Seine Tochter heiratete den Malermeister Emil Favre, nach dessen Tod zog sie mit ihren Kindern Friedel, Waltraud und Gustav in die beengten Wohnräume des Elternhauses zurück. Friedel und Gustav blieben in Putlitz. Waltraud heiratete nach Weimar.
Mutter Favre war Schneiderin und gab in den Wintermonaten, wie es früher üblich war, jungen Mädchen aus den Dörfern den obligaten Nähunterricht.
Die Wohnungen im Erdgeschoß teilte sich der neue Hauseigentümer Glaserroeister Paul Lenth („Opulente“)» kinderlos verheiratet, mit Familie Favre, während im oberen Stock Witwe Bertha Rieck und eine Familie Malzahn ihre Unterkunft hatten.

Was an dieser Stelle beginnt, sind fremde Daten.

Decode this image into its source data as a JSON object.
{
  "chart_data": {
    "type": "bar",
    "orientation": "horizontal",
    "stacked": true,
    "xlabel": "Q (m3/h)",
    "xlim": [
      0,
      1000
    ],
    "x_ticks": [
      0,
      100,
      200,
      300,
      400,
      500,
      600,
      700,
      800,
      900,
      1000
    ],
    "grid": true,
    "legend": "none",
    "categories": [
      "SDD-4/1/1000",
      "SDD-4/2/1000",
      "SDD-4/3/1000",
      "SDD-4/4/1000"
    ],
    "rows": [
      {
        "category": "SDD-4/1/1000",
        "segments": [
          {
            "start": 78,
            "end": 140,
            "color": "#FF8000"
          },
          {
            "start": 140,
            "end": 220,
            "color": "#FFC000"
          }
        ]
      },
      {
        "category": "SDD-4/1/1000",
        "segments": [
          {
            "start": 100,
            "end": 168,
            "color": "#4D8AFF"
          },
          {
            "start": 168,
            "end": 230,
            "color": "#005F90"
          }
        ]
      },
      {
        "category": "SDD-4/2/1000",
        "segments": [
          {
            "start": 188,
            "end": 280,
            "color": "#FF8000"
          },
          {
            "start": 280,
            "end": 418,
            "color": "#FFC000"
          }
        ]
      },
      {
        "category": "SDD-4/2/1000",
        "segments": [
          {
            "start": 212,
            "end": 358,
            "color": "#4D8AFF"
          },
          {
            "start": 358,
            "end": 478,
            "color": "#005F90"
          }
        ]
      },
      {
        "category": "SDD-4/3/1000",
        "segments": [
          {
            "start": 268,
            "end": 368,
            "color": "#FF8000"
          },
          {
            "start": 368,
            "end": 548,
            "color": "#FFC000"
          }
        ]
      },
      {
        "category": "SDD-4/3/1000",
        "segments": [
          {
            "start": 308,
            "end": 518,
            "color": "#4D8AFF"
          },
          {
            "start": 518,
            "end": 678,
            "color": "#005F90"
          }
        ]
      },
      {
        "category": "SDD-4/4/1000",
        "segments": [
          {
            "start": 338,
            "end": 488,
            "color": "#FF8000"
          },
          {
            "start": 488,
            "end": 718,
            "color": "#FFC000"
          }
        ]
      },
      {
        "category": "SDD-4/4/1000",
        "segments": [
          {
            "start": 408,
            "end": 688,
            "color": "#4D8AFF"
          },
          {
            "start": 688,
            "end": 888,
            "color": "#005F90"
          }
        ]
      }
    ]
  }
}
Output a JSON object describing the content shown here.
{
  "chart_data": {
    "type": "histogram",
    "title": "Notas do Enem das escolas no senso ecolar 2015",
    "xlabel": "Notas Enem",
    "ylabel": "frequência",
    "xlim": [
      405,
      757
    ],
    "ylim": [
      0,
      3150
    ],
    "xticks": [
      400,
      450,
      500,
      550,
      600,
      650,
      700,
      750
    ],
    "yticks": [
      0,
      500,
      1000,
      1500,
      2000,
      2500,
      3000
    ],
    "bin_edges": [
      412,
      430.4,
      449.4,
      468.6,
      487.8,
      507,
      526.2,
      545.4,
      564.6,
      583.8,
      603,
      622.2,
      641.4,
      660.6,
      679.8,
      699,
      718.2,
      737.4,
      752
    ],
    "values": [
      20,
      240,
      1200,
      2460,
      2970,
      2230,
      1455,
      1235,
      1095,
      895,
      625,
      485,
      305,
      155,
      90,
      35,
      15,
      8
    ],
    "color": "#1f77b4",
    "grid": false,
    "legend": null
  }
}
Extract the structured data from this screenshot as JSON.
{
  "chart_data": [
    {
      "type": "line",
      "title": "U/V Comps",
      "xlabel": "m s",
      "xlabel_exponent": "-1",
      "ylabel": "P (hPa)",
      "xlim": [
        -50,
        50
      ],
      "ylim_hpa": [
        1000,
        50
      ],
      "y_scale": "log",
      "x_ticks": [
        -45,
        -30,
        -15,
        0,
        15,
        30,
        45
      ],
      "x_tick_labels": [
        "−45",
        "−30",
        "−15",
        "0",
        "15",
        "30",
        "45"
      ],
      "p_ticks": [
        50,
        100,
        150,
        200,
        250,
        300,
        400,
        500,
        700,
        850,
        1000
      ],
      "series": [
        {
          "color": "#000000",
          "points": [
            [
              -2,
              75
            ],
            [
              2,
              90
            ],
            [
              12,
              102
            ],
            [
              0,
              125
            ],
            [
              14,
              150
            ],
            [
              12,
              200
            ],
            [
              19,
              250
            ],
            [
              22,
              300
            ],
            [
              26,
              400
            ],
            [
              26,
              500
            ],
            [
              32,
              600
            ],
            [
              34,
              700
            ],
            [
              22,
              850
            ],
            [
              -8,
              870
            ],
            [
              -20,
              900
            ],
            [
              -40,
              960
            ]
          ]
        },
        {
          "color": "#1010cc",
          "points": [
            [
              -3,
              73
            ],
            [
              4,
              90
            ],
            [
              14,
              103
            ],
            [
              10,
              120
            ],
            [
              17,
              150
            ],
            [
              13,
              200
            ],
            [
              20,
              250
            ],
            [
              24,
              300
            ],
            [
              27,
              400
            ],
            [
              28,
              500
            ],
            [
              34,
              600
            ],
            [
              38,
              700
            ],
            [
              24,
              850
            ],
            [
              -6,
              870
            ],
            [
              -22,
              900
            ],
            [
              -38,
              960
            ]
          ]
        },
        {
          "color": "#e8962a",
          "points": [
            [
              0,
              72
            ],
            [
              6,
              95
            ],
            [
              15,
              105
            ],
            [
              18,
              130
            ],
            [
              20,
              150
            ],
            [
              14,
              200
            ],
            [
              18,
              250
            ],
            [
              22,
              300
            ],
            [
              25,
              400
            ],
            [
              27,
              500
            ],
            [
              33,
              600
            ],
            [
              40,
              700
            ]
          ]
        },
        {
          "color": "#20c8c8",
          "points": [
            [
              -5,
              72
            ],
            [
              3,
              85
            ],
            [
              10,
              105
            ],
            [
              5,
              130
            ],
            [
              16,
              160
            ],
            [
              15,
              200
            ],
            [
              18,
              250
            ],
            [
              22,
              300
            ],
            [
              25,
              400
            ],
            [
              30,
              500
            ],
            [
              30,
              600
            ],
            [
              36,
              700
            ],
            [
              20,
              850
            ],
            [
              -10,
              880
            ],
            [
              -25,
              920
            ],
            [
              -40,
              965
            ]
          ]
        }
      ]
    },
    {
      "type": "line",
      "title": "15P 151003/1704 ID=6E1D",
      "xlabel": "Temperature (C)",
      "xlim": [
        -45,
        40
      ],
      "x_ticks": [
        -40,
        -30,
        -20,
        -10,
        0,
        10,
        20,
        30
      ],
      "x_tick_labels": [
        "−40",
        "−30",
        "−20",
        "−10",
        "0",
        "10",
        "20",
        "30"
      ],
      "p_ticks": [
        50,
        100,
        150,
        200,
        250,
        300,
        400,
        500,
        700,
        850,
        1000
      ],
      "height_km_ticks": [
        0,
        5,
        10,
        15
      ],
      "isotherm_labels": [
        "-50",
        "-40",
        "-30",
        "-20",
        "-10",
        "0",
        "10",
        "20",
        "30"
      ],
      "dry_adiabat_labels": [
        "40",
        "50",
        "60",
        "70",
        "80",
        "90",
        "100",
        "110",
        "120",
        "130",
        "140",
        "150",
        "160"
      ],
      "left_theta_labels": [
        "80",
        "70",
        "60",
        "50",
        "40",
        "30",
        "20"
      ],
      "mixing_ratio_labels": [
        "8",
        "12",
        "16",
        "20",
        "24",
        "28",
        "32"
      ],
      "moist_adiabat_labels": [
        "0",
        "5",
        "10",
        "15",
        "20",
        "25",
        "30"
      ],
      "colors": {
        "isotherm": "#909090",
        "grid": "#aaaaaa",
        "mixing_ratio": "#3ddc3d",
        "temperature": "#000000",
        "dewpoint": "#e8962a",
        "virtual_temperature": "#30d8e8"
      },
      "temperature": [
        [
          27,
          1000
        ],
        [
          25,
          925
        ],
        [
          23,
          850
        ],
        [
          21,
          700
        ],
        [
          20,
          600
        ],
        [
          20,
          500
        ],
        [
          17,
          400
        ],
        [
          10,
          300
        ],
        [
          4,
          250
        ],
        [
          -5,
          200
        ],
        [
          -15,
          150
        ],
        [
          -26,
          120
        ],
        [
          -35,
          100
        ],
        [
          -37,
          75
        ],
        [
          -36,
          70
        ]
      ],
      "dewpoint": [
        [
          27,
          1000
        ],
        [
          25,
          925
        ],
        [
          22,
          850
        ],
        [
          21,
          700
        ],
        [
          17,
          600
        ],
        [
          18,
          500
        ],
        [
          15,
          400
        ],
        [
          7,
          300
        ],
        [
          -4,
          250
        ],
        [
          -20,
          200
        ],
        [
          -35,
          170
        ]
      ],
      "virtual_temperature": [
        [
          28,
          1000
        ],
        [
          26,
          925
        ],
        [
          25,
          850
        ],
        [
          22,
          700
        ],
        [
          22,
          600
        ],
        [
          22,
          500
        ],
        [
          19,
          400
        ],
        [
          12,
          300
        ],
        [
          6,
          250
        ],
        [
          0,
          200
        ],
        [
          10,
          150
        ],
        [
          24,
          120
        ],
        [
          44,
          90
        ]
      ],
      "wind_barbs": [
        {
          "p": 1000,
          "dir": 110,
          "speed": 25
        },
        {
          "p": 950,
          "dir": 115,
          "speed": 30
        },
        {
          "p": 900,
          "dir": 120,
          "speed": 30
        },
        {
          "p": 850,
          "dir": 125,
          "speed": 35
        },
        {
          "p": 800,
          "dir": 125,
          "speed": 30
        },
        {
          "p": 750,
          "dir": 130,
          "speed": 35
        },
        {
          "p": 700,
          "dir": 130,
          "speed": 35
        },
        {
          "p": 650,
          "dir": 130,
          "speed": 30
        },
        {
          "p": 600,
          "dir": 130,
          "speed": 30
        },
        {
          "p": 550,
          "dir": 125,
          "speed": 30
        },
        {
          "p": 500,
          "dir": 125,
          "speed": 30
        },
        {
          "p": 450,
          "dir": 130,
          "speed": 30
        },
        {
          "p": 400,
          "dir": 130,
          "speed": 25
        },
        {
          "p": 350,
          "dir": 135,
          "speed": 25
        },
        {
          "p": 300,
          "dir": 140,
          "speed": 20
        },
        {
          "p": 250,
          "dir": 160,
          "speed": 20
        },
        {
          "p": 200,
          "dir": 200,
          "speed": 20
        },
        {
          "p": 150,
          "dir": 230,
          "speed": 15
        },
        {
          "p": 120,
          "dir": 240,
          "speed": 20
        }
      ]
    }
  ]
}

Soweit mir erinnerlich, befand sich die Lenthsche Werkstatt aus Platzmangel im Hause der Witwe Anna Oenicke, Wagestraße/Ecke Wilhelmstraße.
Auch das nächste Wohnhaus, Nummer 42, mit kleinem Laden und Werkstatt, kann ein langes Lebensalter aufweisen. Es gehörte einst dem Schuhmacher Karl Stiegert, der mit seiner großen Familie das Haus allein bewohnte.
Der älteste Sohn war im ersten Weltkrieg Flieger. Er kehrte zwar aus dem Felde zurück, verstarb aber bald darauf. An seiner Beerdigung auf dem Putlitzer Friedhof nahmen ehemalige Fliegerkameraden teil. Der jüngste Sohn Fritz - wir nannten ihn „Pucki“ - war ein kleiner drahtiger und furchtloser Draufgänger, Typ „Fallschirmjäger“ Stiegerts sind aus Putlitz verzogen. Das Haus übernahm später Schuhmacher Schimmelpfennig.
Nummer 43, es soll das älteste noch erhaltene größere Gebäude der Stadt sein, ist das Gasthaus „Deutsches Haus“. Im Erdgeschoß mit dem Schankraum, stehen dem Besitzer außer im Obergeschoß neben der Küche und sonstigen Zweckräumen einige Privatzimmer zur Verfügung.
Eine breite Holztreppe führt zum Saal im Obergeschoß. Während in Friedenszeiten Tanzfeste, Vereinsvergnügen und Filmvorführungen in bunter Reihenfolge stattfanden, diente der Saal im letzten Kriege vorübergehend auch als Unterkunft für gefangene Soldaten.
Schließlich hatte Zahnarzt Dr. Carstens bis zum Umzug in die Perleberger Straße hier im Obergeschoß seine Wohnung und Praxisräume .
Das Haupthaus und die sonstigen Zweckgebäude im rückwärtigen Grundstücksteil werden durch den kurzen Verbindungsweg von der Königstraße zum Viehmarkt begrenzt.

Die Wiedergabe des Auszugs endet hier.